Bien que Matagami soit historiquement reconnu pour ses métaux de base, son potentiel aurifère suscite désormais un intérêt croissant. La propriété de Nuvau se trouve dans une zone intermédiaire, coincée entre deux grands corridors de déformation riches en or. Au nord, la zone de Sunday Lake, où l’on retrouve notamment la mine Detour Lake et le gisement de Fénelon. Au sud, la zone de Casa Berardi, qui regroupe les dépôts de Casa Berardi, Joutel et Vezza.

Cette position, longtemps peu explorée, ouvre la porte à de nouvelles perspectives. « On sait qu’il y a de l’or dans le système et on l’a même prouvé l’année dernière », rappelle M. Fresia, en faisant référence aux premiers résultats obtenus à Bracemac ainsi qu’aux anomalies aurifères identifiées dans le camp central. L’objectif pour 2026 est de mettre en place un modèle d’exploration aurifère solide à l’échelle de la propriété.

2026 : une étape clé pour valider un redémarrage

Avec un programme entièrement financé, Nuvau doit désormais produire des résultats concrets pour démontrer la faisabilité d’une reprise rapide des activités. Pour Bastien Fresia, le cuivre reste central : « Le retour à la production à Matagami, s’appuie vraiment sur le cuivre, sur les VMS. L’exploration est là pour entraîner ce redémarrage. »

Les attentes pour 2026 reposent notamment sur des résultats de forage convaincants, capables de révéler de nouvelles ressources SMV exploitables économiquement et de confirmer des cibles aurifères structurantes sur le long terme.

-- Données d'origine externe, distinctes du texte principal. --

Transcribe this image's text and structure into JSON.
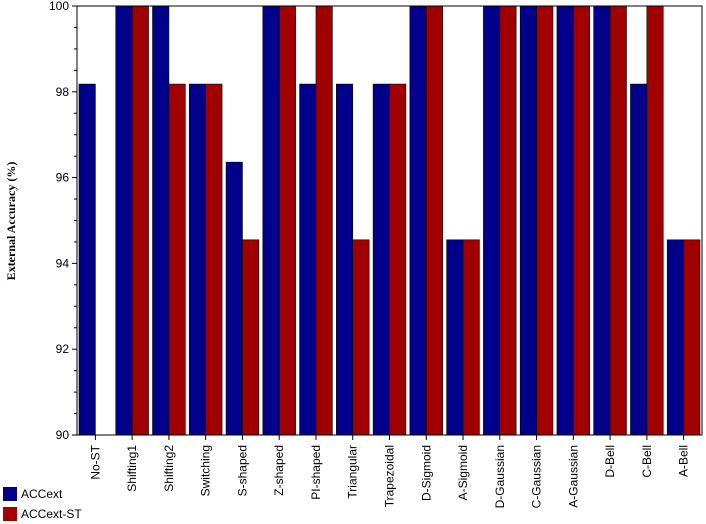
{
  "chart_data": {
    "type": "bar",
    "ylabel": "External Accuracy (%)",
    "ylim": [
      90,
      100
    ],
    "yticks": [
      90,
      92,
      94,
      96,
      98,
      100
    ],
    "grid": false,
    "legend_position": "bottom-left",
    "categories": [
      "No-ST",
      "Shifting1",
      "Shifting2",
      "Switching",
      "S-shaped",
      "Z-shaped",
      "PI-shaped",
      "Triangular",
      "Trapezoidal",
      "D-Sigmoid",
      "A-Sigmoid",
      "D-Gaussian",
      "C-Gaussian",
      "A-Gaussian",
      "D-Bell",
      "C-Bell",
      "A-Bell"
    ],
    "series": [
      {
        "name": "ACCext",
        "color": "#00008b",
        "values": [
          98.18,
          100,
          100,
          98.18,
          96.36,
          100,
          98.18,
          98.18,
          98.18,
          100,
          94.55,
          100,
          100,
          100,
          100,
          98.18,
          94.55
        ]
      },
      {
        "name": "ACCext-ST",
        "color": "#a00000",
        "values": [
          null,
          100,
          98.18,
          98.18,
          94.55,
          100,
          100,
          94.55,
          98.18,
          100,
          94.55,
          100,
          100,
          100,
          100,
          100,
          94.55
        ]
      }
    ]
  }
}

Elles incluent aussi la réalisation d’études techniques approfondies, dont une mise à jour de l'évaluation économique préliminaire (PEA) intégrant Caber, McLeod, Renaissance et possiblement Perseverance, afin de construire un plan de production cohérent démontrant la possibilité de relancer les mines et d’utiliser le moulin existant.

En parallèle, des démarches réglementaires et sociales seront menées : études environnementales, obtention de permis et échanges avec les communautés locales. L’ensemble de ces travaux devrait mener à une étude de pré-faisabilité en 2027, puis à une remise en service du moulin en 2028, échéance visée pour la reprise des opérations.

Le territoire de Matagami présente des défis particuliers, notamment en raison de la prédominance des milieux humides. Traditionnellement, les opérations de forage y sont surtout possibles en hiver, lorsque le sol est gelé. Nuvau souhaite faire évoluer cette contrainte en adoptant des méthodes mieux adaptées. L’entreprise prévoit d’utiliser des foreuses plus légères pour réduire les impacts au sol et accéder à des zones jusqu’ici difficiles d’accès. Elle envisage aussi l’utilisation de caillebotis en bois pour stabiliser les plateformes, ainsi qu’une préparation des accès durant l’hiver afin de limiter les perturbations au printemps. Bien que ces approches permettent de réduire les impacts, certains risques subsistent, comme la compaction des sols, la perturbation de la végétation en milieux humides, l’érosion au moment du dégel ou encore des effets possibles sur l’hydrologie locale. Nuvau estime néanmoins que ces impacts resteront limités grâce à une planification rigoureuse et à une réduction du nombre de foreuses.

Assurer 15 à 20 ans de production

Au-delà de la relance, Nuvau affiche une ambition à long terme. « Notre objectif, c’est de relancer la production et de la sécuriser avec 15 à 20 ans de vie », insiste le géologue. Cela suppose une exploration continue afin de maintenir un niveau de ressources suffisant pour soutenir l’ensemble du camp minier.

Avec ce programme de forage de 17 500 mètres, Nuvau Minerals s’engage dans une phase décisive. L’entreprise doit à la fois confirmer la continuité du potentiel en SMV, valider l’existence d’un système aurifère significatif et démontrer que la relance industrielle de Matagami est viable sur les plans technique, économique et environnemental.